The leak detector can be deployed to monitor a fixed location on a subsea structure or can be fitted to a pan-and-tilt system that allows the light beam to sweep across the structure. When combined with the pan-and-tilt system, the sensor is effective over ranges to approximately 10 ft and provides operators the ability to monitor key areas of subsea equipment such as subsea trees and manifolds.

Developing the system
A detection instrument that is going to be used in a permanent subsea deployment must have low power requirements, but it also must be highly sensitive. Ideally, a system should require a maximum power of less than 10 watts and run over a low-bandwidth communications channel. Typically, the communications are MODBUS or preferably CAN Open for compatibility with the Subsea Instrumentation Interface Standard.

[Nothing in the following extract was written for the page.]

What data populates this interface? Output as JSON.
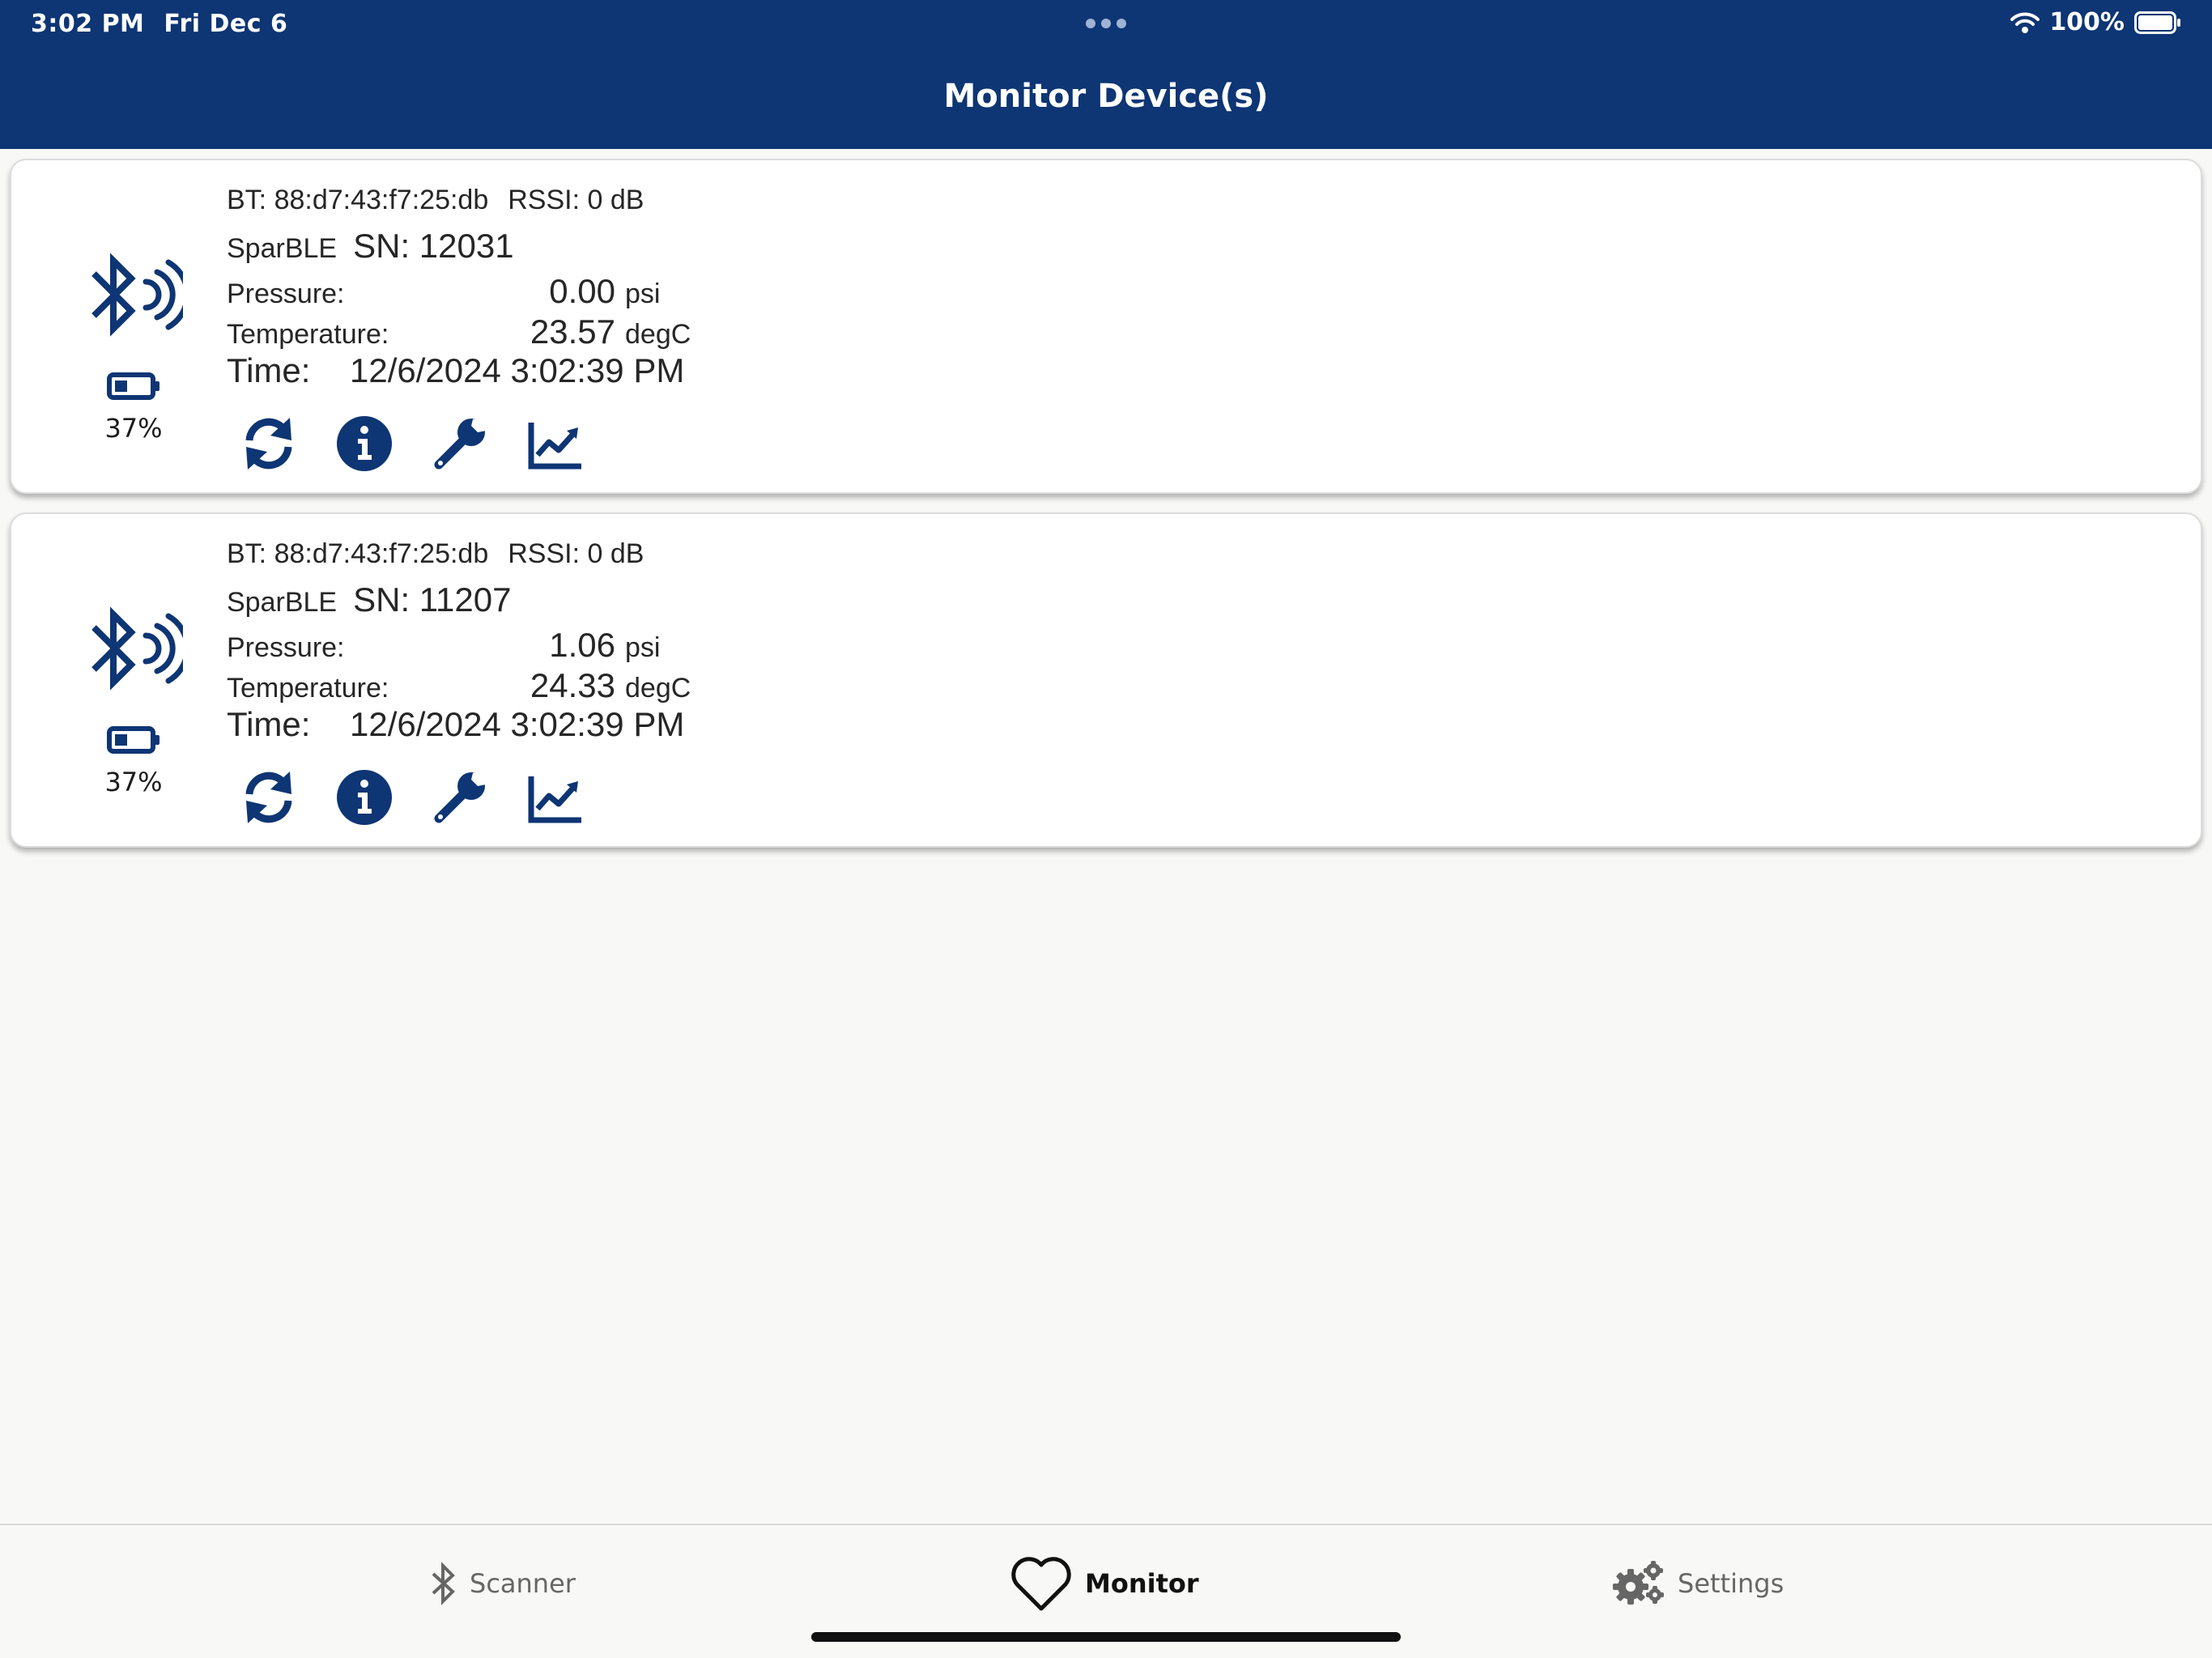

Hydrocarbons and some hydraulic fluids have specific fluorescence signatures that can be targeted by the detector. This sample fluorescence spectrum shows a North Sea crude oil sample with 365 and 405 nm LED excitation. The visible spectrum is shown for reference.

To achieve these requirements, the new FMC system uses recent developments in high-power LED technology that provide high output power and efficiency at wavelengths that are suitable for effective excitation of hydrocarbon fluorescence at 365 and 405 nm. These new LED devices can emit more than 200 milliwatts with electrical to optical efficiencies approaching 15%. When combined with efficient electronics for signal processing systems, a practical leak detection instrument can be realized with a total power consumption of less than 10 watts. The instrumentis housed in a pressure enclosure rated for a maximum working depth of 9,842 ft. The system also can be fitted with a camera that can be turned on following an alarm signal from the leak detector. The camera provides a visual record of the leak location and can eliminate the need to mobilize an ROV to confirm the presence of a leak.

The system has been designed for compatibility with existing subsea control modules and is suitable for retrofit applications. Because it enables early detection of small leaks and the ability to monitor the evolution of leak rate with time, this leak detection system is an important tool that allows operators to comply with environmental requirements, enabling early intervention when necessary and in the end, optimizing subsea production.